Auto portability appears to be gaining some ground as a solution for retirement plans. Auto portability can impact cash-out leakage, missing participants, and forgotten 401(k) accounts. The best part? Retirement plan participants value auto portability, making it a win-win for both employers and workers.
Auto portability is a relatively new 401(k) plan feature that automatically transfers small-balance retirement plan accounts when participants change jobs. Plan participants enthusiastically endorse the idea. 85.3% of those surveyed by the Employee Benefits Research Institute (EBRI) in its 31st Annual Retirement Confidence Survey (RCS) said they’d find value in having an auto portability feature in their employer’s retirement plan.
It’s no wonder: Rolling a 401(k) account over from a previous employer is generally between a pain-in-the backside and a hassle. Moreover, participants who terminate from the plan sponsor company bring additional challenges. They can potentially go missing from employers’ records due to a move or other reasons. In addition, an increasingly mobile workforce has created challenges for participants and plan sponsors. As workers change jobs they frequently leave retirement plan balances behind and these participants often ignore or forget about these retirement plan accounts with former employers. Auto portability can help mitigate these issues, preserving retirement savings and improving financial wellness across the board.
Auto portability also helps facilitate retirement account consolidation, which has larger implications to help improve retirement plan cybersecurity. According to a recent 401kspecialist article, auto portability “…reduces the cybersecurity ‘attack surface’ for participants, plan sponsors, and service providers, and minimizes opportunities for fraudulent behavior.” In other words, less accounts means fewer opportunities for cyber criminals to hack in. This can help to preserve and protect retirement savings from theft and fraud.
For all of these reasons, the case for auto portability is compelling, and getting stronger. Secure Act 2.0, retirement plan legislation still pending in Congress as a follow-on to 2019’s landmark SECURE Act, proposes a nationwide retirement plan account “lost and found”. This would be a federal registry of retirement savings accounts held by terminated employees. The hope is to re-unite Americans with lost or forgotten retirement savings. Including auto portability in public policy could help to improve the results, some experts believe.

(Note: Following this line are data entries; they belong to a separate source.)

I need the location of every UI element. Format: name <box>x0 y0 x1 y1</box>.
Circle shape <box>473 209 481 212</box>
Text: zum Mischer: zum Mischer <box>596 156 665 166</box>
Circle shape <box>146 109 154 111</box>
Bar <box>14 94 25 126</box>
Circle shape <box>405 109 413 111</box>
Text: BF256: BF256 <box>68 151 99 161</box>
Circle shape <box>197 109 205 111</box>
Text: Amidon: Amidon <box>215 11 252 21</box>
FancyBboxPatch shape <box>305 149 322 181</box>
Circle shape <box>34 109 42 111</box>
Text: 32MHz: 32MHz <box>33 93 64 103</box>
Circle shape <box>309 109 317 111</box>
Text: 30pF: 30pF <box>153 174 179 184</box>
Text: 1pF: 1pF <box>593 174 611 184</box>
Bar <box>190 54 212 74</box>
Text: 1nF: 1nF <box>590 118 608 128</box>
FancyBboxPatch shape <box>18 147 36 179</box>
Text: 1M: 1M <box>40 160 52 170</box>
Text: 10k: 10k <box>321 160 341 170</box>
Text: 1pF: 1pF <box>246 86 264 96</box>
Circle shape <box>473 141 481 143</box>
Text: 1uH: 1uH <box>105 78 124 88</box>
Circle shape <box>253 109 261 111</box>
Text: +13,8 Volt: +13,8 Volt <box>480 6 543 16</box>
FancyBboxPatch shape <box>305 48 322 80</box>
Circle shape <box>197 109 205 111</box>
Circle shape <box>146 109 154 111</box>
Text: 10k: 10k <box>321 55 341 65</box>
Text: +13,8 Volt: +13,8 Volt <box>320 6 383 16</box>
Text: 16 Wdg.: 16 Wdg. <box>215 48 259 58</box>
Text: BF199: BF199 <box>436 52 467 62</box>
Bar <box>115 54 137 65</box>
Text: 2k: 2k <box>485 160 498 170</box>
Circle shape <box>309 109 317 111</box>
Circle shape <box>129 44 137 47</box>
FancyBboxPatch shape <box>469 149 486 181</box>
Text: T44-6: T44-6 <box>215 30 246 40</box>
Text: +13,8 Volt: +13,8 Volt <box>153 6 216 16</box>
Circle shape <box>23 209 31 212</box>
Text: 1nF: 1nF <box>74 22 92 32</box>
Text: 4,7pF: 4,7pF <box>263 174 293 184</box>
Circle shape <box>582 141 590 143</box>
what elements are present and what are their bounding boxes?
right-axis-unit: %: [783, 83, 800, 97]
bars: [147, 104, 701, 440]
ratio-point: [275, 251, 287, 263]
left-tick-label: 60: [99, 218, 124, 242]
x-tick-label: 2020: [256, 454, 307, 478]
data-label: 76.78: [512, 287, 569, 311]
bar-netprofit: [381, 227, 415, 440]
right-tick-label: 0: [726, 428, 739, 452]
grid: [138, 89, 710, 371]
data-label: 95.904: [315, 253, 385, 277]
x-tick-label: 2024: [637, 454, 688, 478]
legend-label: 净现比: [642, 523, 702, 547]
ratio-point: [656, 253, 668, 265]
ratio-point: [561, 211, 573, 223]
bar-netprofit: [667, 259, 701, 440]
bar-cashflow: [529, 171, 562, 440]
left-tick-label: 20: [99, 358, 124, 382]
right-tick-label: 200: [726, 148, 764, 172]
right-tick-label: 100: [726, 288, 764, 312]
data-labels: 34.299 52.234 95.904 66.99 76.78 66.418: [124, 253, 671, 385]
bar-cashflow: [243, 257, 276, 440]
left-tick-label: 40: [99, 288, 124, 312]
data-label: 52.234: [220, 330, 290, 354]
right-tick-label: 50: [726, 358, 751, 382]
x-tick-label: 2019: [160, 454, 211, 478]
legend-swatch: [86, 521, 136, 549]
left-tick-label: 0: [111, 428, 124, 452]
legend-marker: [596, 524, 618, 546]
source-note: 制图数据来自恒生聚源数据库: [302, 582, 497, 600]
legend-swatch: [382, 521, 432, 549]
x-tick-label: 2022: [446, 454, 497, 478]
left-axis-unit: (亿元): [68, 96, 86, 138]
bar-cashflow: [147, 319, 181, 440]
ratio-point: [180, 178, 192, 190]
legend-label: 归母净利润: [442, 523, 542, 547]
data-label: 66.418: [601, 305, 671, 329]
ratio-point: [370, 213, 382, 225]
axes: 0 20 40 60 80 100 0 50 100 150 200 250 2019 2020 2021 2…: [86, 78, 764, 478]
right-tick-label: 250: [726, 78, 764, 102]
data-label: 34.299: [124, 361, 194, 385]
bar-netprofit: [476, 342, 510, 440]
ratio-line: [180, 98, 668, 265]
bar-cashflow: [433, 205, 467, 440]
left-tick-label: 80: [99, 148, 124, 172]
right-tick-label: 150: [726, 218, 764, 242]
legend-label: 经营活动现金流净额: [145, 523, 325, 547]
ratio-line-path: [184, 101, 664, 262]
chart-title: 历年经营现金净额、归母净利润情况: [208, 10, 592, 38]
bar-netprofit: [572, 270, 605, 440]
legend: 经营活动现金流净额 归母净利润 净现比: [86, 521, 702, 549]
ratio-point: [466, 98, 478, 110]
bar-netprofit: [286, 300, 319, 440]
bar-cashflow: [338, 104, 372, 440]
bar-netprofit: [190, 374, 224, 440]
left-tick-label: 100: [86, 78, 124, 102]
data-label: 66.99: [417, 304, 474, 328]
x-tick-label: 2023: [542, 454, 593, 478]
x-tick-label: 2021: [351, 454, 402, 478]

Plan sponsors challenged by left-behind small-balance retirement plan accounts should consider implementing auto portability. However, it may possibly already be a feature in your plan. It is one more way to help eliminate some of the headaches and expenses associated with administering and recordkeeping retirement plan accounts on behalf of former participants. Auto portability also helps you fulfill your fiduciary responsibility. It does so by providing an easy opportunity for participants to reclaim forgotten account balances, consolidate accounts, and boost their chances for financial security in retirement.